В последующих постах вниманию читателя будет предложен мой перевод диссертации Никоса Казандзакиса, написанной во время его пребывания в Париже с 1907-го по 1909-й год. По законам жанра перевод полагается предварять обширным введением, описывающим биографические вехи переводимого автора и дающим что-то вроде синопсиса переведенной работы. В данном случае от такой схемы я откажусь: на самые общие вопросы, кто такой Никос Казандзакис и чем он известен, исчерпывающий ответ в наше время дадут «Гугл» с «Википедией». От себя лишь в самых общих чертах укажу, почему эта работа Казандзакиса представляет определённый интерес и почему мне захотелось её перевести.

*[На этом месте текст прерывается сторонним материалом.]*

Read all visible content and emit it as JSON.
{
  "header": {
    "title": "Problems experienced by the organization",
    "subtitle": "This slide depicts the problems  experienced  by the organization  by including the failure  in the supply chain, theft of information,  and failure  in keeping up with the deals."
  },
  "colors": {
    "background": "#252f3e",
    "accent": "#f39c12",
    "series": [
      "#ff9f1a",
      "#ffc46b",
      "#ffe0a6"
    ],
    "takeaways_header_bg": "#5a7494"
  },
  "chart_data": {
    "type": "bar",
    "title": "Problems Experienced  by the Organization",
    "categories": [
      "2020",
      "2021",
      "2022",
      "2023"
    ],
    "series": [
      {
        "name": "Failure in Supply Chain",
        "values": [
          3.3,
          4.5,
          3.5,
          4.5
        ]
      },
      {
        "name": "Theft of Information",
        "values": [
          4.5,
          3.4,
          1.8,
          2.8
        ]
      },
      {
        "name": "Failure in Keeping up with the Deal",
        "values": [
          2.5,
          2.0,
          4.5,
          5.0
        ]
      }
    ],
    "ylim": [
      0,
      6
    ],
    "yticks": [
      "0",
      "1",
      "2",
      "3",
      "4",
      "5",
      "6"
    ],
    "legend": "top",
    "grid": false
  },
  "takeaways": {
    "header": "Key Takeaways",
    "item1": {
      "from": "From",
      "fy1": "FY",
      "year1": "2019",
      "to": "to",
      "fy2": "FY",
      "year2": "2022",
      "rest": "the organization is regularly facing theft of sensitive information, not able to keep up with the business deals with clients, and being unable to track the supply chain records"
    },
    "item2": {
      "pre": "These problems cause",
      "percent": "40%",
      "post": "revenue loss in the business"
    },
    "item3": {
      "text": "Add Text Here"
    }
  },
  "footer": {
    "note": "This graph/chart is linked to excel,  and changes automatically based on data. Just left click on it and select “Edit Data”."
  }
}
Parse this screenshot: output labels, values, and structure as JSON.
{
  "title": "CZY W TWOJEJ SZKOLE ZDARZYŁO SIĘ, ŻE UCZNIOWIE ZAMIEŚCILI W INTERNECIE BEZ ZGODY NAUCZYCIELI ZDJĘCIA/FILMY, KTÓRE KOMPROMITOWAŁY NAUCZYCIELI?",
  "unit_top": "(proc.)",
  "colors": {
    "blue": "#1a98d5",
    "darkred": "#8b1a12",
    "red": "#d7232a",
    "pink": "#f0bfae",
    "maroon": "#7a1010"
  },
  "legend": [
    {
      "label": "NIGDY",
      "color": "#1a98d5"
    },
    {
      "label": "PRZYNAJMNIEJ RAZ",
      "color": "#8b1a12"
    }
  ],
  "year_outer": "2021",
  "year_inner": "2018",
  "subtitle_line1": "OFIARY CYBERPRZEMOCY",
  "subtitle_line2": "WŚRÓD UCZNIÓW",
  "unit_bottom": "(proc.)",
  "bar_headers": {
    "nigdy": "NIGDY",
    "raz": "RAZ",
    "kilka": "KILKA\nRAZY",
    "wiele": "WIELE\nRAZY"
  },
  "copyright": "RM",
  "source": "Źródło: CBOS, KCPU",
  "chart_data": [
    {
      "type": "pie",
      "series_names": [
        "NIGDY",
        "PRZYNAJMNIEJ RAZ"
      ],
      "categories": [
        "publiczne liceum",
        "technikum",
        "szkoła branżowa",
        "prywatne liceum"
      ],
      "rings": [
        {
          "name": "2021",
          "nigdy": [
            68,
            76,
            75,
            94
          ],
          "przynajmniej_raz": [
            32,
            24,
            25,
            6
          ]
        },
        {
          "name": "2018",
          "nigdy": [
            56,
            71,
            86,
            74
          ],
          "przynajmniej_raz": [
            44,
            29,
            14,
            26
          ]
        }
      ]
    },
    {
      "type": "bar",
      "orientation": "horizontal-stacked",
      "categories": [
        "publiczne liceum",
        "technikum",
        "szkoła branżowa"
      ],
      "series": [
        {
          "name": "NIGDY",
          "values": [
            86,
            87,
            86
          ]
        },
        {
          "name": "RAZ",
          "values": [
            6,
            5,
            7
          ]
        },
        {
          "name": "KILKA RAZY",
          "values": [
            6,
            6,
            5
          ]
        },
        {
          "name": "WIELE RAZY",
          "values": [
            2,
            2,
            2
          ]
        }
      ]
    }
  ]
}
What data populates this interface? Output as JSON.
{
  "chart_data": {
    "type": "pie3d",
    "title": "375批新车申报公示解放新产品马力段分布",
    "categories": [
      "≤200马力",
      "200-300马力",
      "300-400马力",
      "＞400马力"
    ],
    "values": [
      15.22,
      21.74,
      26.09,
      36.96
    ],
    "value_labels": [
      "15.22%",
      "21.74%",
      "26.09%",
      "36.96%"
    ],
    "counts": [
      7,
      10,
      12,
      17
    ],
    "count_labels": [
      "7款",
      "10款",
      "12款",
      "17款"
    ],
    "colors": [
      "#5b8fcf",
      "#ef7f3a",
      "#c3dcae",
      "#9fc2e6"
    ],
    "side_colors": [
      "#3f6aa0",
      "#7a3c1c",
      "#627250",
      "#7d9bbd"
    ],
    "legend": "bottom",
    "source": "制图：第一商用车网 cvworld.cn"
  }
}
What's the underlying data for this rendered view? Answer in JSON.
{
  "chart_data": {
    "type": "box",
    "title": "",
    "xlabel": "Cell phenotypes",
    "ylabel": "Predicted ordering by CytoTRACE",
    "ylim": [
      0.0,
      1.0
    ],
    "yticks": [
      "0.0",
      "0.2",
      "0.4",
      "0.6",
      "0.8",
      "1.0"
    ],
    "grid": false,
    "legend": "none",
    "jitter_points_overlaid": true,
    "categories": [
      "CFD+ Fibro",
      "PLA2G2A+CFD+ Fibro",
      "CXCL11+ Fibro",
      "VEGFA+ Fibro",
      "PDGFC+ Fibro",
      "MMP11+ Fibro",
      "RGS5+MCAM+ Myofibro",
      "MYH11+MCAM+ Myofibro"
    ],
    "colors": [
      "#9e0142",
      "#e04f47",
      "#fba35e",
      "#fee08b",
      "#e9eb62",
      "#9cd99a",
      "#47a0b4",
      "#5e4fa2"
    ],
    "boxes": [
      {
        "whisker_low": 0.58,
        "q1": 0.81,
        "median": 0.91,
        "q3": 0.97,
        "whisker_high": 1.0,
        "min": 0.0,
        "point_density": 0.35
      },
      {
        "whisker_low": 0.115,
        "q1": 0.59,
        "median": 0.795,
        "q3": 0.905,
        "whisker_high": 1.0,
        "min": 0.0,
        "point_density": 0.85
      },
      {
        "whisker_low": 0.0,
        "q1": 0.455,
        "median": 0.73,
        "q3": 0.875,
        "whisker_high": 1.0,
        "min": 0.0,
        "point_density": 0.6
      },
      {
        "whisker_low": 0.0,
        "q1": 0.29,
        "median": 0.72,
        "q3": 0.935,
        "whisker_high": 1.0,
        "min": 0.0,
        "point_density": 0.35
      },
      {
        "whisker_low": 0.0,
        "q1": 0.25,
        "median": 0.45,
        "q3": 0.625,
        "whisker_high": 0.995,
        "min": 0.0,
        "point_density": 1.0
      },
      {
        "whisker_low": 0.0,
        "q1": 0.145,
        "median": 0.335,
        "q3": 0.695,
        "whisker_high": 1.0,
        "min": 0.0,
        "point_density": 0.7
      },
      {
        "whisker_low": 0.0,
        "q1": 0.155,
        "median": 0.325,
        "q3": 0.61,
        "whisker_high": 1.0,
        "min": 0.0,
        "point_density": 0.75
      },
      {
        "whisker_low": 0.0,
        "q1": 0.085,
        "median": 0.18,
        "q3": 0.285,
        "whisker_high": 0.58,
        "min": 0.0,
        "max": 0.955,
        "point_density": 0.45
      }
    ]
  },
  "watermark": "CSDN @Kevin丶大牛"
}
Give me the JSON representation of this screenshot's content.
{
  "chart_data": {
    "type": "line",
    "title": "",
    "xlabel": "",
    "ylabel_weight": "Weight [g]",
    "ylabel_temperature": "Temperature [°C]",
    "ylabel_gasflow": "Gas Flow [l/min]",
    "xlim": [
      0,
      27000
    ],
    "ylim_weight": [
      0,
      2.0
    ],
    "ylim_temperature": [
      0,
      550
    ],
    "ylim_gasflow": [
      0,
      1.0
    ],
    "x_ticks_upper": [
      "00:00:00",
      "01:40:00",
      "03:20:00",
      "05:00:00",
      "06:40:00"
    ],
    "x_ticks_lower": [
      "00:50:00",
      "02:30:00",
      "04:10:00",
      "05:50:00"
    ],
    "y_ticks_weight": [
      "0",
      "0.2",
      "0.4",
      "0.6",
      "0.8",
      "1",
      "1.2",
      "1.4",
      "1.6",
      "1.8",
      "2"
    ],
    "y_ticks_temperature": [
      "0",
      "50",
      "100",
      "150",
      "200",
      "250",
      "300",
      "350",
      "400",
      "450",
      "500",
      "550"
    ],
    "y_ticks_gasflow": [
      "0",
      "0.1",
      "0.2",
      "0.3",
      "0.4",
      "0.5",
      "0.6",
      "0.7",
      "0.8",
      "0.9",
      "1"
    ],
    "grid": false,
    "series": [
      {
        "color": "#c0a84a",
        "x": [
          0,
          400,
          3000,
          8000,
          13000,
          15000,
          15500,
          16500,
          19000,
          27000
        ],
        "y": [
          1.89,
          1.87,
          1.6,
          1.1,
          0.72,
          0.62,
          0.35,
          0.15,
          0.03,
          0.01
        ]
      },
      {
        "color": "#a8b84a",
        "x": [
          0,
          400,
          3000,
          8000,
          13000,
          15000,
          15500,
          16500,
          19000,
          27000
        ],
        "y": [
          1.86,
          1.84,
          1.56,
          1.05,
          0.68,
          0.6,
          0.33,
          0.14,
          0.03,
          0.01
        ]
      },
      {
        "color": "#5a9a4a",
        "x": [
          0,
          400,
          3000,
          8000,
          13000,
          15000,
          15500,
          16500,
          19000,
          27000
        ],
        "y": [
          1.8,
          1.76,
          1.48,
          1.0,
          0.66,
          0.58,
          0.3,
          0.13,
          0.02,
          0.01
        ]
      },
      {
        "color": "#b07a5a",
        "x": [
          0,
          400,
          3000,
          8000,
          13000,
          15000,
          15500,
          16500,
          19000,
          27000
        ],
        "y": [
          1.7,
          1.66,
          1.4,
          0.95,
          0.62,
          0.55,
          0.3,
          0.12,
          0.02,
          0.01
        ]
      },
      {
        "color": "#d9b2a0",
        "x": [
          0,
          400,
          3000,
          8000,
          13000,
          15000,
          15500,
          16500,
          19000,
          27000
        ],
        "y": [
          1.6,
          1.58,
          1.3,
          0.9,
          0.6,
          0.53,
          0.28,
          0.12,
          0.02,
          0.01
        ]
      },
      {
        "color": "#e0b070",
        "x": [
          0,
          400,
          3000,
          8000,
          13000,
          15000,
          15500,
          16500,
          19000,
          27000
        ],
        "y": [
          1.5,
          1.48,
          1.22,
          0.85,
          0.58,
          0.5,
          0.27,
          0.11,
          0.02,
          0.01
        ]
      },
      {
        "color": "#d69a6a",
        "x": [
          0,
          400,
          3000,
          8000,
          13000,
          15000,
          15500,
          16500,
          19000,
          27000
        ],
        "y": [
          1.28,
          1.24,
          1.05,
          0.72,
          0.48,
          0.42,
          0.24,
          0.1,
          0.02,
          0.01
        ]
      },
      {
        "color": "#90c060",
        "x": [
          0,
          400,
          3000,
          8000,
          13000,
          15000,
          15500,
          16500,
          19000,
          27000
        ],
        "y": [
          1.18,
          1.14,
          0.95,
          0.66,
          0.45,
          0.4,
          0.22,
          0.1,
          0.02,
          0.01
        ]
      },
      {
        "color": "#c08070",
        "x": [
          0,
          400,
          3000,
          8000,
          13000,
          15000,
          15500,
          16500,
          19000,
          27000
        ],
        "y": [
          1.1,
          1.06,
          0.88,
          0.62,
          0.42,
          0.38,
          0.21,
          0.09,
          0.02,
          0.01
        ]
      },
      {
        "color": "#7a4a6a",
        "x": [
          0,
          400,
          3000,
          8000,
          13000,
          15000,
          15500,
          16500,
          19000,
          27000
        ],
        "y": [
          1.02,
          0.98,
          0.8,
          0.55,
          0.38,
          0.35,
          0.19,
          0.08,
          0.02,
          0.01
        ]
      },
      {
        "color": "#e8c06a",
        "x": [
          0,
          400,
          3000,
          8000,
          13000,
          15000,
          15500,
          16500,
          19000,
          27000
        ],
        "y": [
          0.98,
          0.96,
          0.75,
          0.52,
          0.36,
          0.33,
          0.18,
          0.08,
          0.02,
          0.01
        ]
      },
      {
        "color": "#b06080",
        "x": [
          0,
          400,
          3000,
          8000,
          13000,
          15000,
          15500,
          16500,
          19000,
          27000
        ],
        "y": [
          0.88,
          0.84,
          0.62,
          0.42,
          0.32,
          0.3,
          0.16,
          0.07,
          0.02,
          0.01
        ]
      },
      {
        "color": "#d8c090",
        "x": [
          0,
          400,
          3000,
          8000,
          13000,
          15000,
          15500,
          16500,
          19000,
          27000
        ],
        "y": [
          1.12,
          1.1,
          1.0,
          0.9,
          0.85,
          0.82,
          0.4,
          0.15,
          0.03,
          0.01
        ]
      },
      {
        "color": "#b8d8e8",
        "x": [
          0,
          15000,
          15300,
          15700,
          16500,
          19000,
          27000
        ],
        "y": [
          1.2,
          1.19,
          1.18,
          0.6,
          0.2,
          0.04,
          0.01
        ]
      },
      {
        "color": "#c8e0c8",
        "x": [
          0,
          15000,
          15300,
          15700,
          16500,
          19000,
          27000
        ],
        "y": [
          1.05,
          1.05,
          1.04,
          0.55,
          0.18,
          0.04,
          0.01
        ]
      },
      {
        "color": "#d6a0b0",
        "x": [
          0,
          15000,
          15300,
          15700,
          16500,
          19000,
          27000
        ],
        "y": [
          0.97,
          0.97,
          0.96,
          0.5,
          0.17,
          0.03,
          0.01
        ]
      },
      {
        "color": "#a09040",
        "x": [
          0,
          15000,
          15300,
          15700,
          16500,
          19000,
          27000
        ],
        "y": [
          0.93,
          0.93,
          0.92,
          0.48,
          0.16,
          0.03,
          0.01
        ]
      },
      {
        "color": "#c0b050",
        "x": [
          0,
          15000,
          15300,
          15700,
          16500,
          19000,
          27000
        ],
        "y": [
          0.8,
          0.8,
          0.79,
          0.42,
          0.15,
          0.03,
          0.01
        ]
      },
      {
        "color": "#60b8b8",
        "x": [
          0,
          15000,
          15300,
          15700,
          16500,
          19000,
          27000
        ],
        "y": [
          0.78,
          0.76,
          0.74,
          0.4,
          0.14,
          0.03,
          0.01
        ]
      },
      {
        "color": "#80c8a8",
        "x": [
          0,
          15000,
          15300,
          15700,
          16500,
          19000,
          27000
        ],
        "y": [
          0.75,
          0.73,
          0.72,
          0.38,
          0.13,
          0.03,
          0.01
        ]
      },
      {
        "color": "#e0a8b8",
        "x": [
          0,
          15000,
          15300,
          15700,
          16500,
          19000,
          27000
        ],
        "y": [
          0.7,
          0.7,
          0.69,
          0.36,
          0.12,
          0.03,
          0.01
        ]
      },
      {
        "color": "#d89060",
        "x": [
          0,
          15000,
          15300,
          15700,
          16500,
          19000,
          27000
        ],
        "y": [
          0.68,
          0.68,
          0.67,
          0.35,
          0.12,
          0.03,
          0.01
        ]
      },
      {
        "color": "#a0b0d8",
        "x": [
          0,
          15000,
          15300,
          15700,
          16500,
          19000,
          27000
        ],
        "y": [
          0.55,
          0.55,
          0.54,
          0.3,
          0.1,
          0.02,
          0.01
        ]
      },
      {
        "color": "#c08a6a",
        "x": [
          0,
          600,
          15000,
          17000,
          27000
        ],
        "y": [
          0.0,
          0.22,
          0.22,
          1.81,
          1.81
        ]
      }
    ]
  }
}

Основная причина следующая: будущий крупнейший писатель Европы анализирует труды знаменитого немецкого мыслителя; они практически современники, т.е. Казандзакис смотрит на Ницше взором, не замутнённым влиянием многомудрых толкователей, которые впоследствии часто будут использовать работы Ницше как некий трамплин для самовыражения, преобразуя личность и творчество философа по собственному образу и подобию (во всяком случае, порой складывается именно такое впечатление). Надо отдать должное интеллектуальной честности молодого Казандзакиса: в свои 25 лет он проделал, на мой взгляд, просто блестящую работу, цель которой заключалась в том, чтобы, оставаясь беспристрастным и используя вполне научный инструментарий, основательно познакомить соотечественников с заинтересовавшим его философом, а не порисоваться за счёт последнего. Подоплека такова: в 1906-м году 23-летний Казандзакис оканчивает юридический факультет афинского университета – как и положено в демократиях, именно с юридического выходят будущие лидеры страны, т.е. выбор факультета обуславливался для Казандзакиса и его семьи, в первую очередь, карьерными соображениями. Но юный законник уже демонстрирует яркое литературное дарование: в том же 1906-м году его пьеса «Светает» ставится в столичном театре, будучи отмечена престижной национальной премией. Из Афин Казандзакис едет повышать квалификацию в Париж – конкретнее, в Сорбонну. Похоже, именно там он окончательно осознаёт своё призвание и посещает лекции отнюдь не правовой направленности – в частности, Бергсона; в этот же период Казандзакис знакомится с работами Ницше – основные труды обоих философов он впоследствии переведёт на новогреческий. В своей художественной автобиографии «Отчёт перед Эль Греко» Казандзакис описывает это знакомство так:
«Однажды, когда я сидел над книгами в Библиотеке Святой Женевьевы, какая-то девушка подошла и склонилась надо мной. Она держала раскрытую книгу с фотографией мужчины, закрыв пальцами стоявшее ниже имя, и изумленно смотрела на меня.
– Кто это? – спросила девушка, указав на портрет.
Я пожал плечами:
– Откуда мне знать?
– Да ведь это же вы! Точь-в-точь вы! Посмотрите на этот лоб, на густые брови, на глубоко посаженные глаза. Разве что у него были толстые, свисающие усы, а у вас нет.
Я смотрел с изумлением.
– Кто же это? – спросил я, пытаясь отодвинуть пальцы девушки, чтобы увидеть имя.
– Вы его не знаете? Видите впервые? Ницше!
Ницше! Я слышал это имя, но из его произведений не читал еще ничего.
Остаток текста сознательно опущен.